Swedenburg can’t sell any of her annual 2000 cases of wine through the mail, either. Indeed, 30 states forbid direct sales of wine, a ban Bolick thinks will end up before the U.S. Supreme Court within the next two years.
Currently there are also challenges to direct shipment prohibitions in North Carolina, Florida, Michigan, and Illinois. 
Although the Virginia case is the first time Bolick has ever been a plaintiff, he won’t mind if his name is on the Supreme Court case that finally overturns prohibitions against interstate shipping of wine. 
Three small wineries joined Bolick and Robin Heatwole as plaintiffs in the case: Hood River Vineyards in Oregon, Miura Vineyards in Napa and Dry Comal Creek in Texas. 
When Franklin Houser, owner of Dry Comal Creek, wanted to ship some of his wine to some lawyer friends in Virginia (Houser calls himself “a recovering lawyer”), he discovered he couldn’t. Through an organization called Free the Grape, Houser ended up a plaintiff in the suit.
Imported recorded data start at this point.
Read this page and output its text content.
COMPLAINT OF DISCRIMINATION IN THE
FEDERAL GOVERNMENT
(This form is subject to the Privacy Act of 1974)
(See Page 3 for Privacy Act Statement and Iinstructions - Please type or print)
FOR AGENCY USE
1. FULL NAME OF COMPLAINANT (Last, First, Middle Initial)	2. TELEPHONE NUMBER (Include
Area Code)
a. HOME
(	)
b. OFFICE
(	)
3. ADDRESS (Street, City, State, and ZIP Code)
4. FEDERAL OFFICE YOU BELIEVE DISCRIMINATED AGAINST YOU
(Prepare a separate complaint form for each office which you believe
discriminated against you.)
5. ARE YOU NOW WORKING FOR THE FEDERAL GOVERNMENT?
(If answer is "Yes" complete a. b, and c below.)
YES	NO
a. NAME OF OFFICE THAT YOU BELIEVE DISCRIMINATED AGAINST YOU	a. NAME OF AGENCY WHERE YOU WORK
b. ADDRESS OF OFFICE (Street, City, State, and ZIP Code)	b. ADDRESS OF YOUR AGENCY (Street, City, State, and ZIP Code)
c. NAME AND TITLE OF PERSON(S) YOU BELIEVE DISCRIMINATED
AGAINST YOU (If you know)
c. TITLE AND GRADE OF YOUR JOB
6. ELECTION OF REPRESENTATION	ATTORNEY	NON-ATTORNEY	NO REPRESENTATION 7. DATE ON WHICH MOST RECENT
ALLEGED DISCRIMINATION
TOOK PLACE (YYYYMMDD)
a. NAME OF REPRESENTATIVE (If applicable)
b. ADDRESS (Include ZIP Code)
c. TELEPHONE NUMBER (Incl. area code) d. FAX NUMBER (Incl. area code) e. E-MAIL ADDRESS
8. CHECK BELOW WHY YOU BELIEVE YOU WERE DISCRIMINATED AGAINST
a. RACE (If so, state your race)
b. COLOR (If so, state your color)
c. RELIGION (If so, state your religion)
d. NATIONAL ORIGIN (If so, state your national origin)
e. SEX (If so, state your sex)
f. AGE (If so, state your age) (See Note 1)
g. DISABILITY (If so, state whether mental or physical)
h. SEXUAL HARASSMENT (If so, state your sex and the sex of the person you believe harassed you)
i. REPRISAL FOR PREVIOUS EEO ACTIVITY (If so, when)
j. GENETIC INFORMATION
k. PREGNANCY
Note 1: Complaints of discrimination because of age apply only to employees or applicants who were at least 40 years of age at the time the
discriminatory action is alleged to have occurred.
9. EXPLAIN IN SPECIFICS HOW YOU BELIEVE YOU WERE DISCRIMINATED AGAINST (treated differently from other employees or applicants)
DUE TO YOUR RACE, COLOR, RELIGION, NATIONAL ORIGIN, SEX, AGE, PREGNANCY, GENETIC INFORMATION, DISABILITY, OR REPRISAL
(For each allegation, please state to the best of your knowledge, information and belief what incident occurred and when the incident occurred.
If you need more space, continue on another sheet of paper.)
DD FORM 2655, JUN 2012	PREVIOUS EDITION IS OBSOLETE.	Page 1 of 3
So why not just ship his wine through a distributor as the law demands? “A wholesaler won’t touch me,” says Houser. With an annual production of 4000 cases, “I’m too small.” Houser couldn’t even ship within Texas until last September.
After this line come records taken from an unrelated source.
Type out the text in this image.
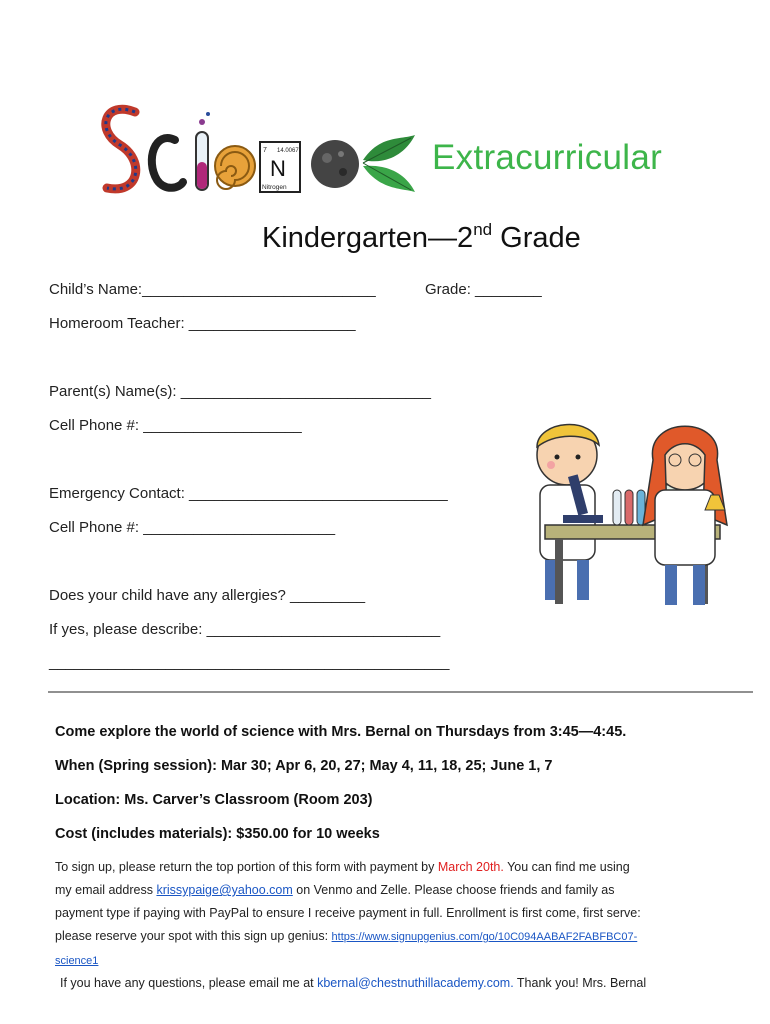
7 14.0067
N
Nitrogen
Extracurricular
Kindergarten—2nd Grade
Child’s Name:____________________________	Grade: ________
Homeroom Teacher: ____________________
Parent(s) Name(s): ______________________________
Cell Phone #: ___________________
Emergency Contact: _______________________________
Cell Phone #: _______________________
Does your child have any allergies? _________
If yes, please describe: ____________________________
________________________________________________
———————————————————————————————————————————————
Come explore the world of science with Mrs. Bernal on Thursdays from 3:45—4:45.
When (Spring session): Mar 30; Apr 6, 20, 27; May 4, 11, 18, 25; June 1, 7
Location: Ms. Carver’s Classroom (Room 203)
Cost (includes materials): $350.00 for 10 weeks
To sign up, please return the top portion of this form with payment by March 20th. You can find me using
my email address krissypaige@yahoo.com on Venmo and Zelle. Please choose friends and family as
payment type if paying with PayPal to ensure I receive payment in full. Enrollment is first come, first serve:
please reserve your spot with this sign up genius: https://www.signupgenius.com/go/10C094AABAF2FABFBC07-
science1
If you have any questions, please email me at kbernal@chestnuthillacademy.com. Thank you! Mrs. Bernal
If the Supreme Court overturned state prohibitions on wine sales, Houser would have 50 states to ship to, not just Virginia. “It would allow me to build my business,” he says.
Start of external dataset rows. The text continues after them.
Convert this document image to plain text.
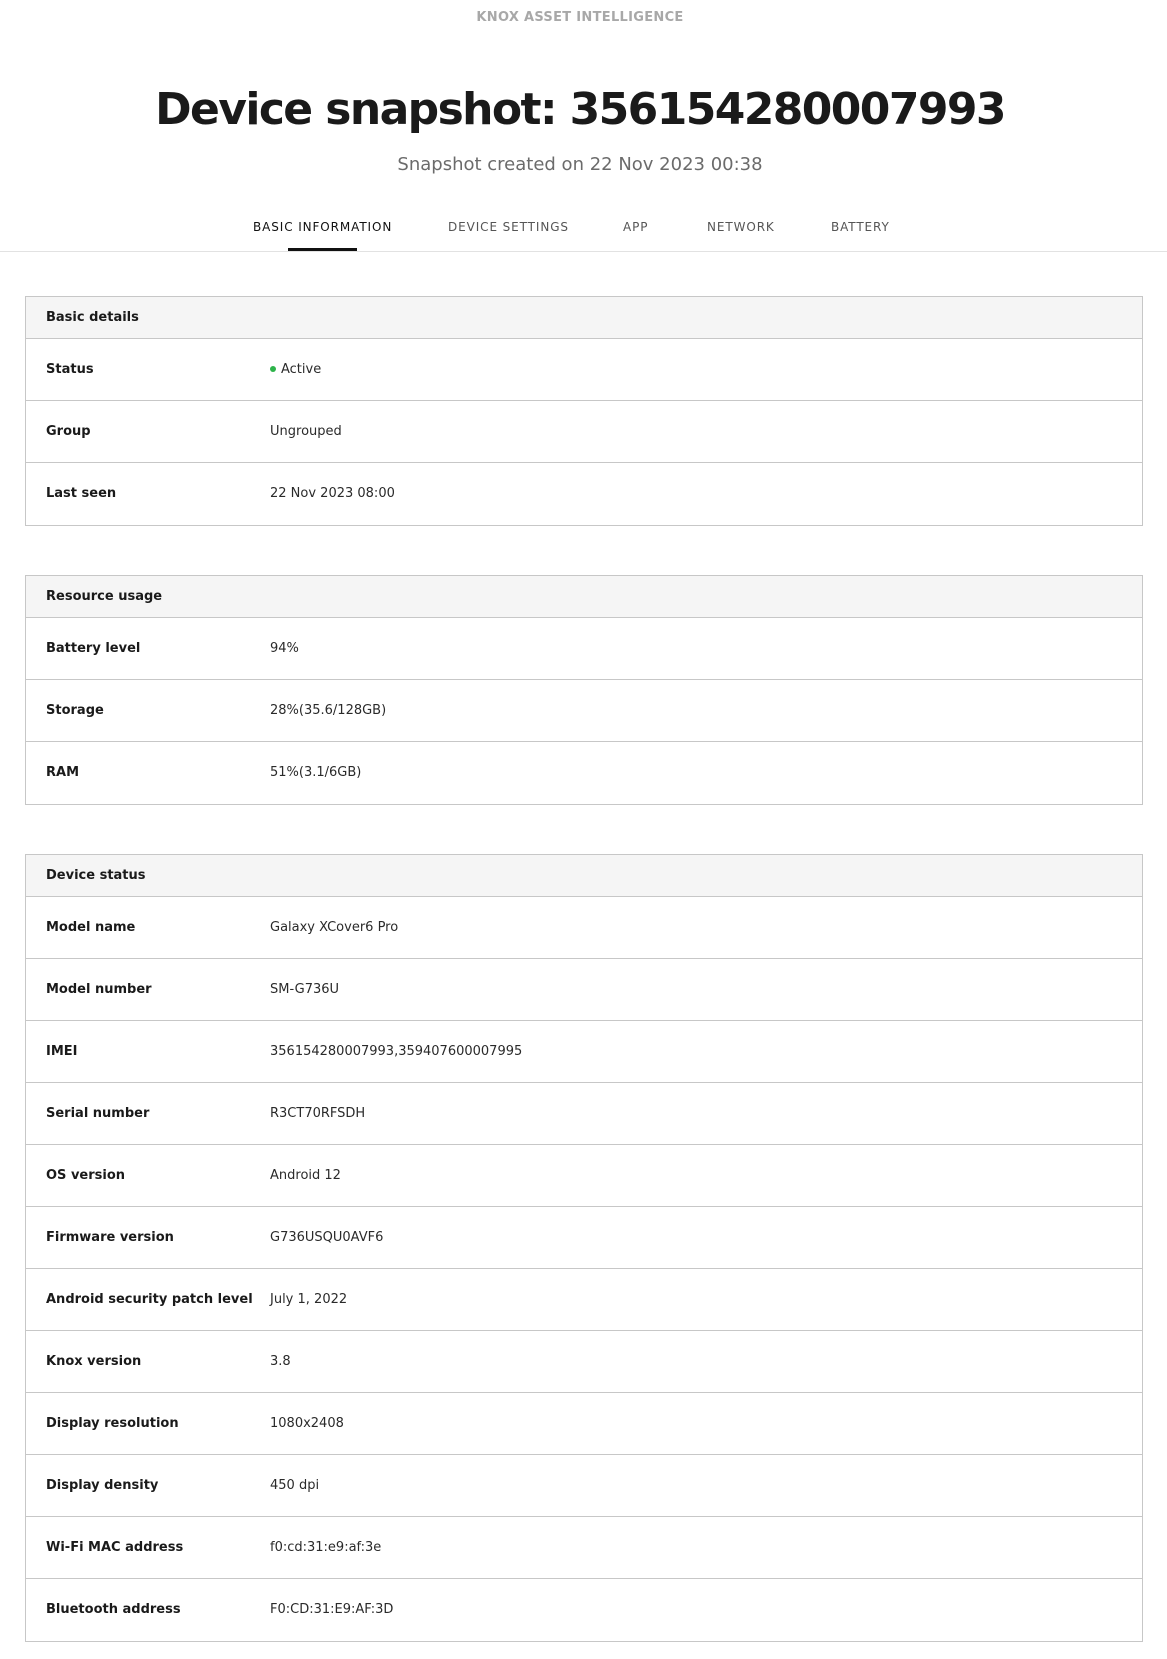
KNOX ASSET INTELLIGENCE
Device snapshot: 356154280007993
Snapshot created on 22 Nov 2023 00:38
BASIC INFORMATION	DEVICE SETTINGS	APP	NETWORK	BATTERY
Basic details
Status	Active
Group	Ungrouped
Last seen	22 Nov 2023 08:00
Resource usage
Battery level	94%
Storage	28%(35.6/128GB)
RAM	51%(3.1/6GB)
Device status
Model name	Galaxy XCover6 Pro
Model number	SM-G736U
IMEI	356154280007993,359407600007995
Serial number	R3CT70RFSDH
OS version	Android 12
Firmware version	G736USQU0AVF6
Android security patch level July 1, 2022
Knox version	3.8
Display resolution	1080x2408
Display density	450 dpi
Wi-Fi MAC address	f0:cd:31:e9:af:3e
Bluetooth address	F0:CD:31:E9:AF:3D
Local winemaker Tony Champ at White Hall Vineyards also would benefit if he could ship out of state, which customers frequently request. “We don’t,” says Champ. “Kentucky and Florida make it a felony.”
If Virginia allowed direct shipping from out of state, there would be 13 reciprocal states Champ could ship to. 
As for the distributors’ opposition to direct shipping, Champ thinks it wouldn’t really affect their monopoly. “The big vineyards are still going to go through wholesalers,” he says. “The small vineyards that the distributors don’t carry anyway are the only ones affected.”
Judge Williams almost immediately issued a stay to his decision while it goes to the 4th U.S. Circuit Court of Appeals. Bolick thinks the odds for success are good, despite the 4th Circuit being “normally one of the more conservative courts,” because it’s an issue that crosses ideological lines.
As for gutting Virginia’s liquor monopoly, UVA’s Ortiz is less optimistic. “That’s going to happen politically if it happens at all,” he says. “This ruling may give the issue a little nudge.”
Since the decision was handed down, Ortiz has gotten a flurry of calls from the press and from victims of Virginia’s wine prohibition.
“One poor woman called this morning who bought a case of wine on her honeymoon in Spain that’s been sitting in a warehouse for months,” he says. To reclaim her wine, the woman has to get a wholesaler to take it, but because a wholesaler can’t sell it directly to a consumer, a retailer would have to be involved to the tune of $400.
Maybe the 4th Circuit judge who hears the appeal will be a wine lover.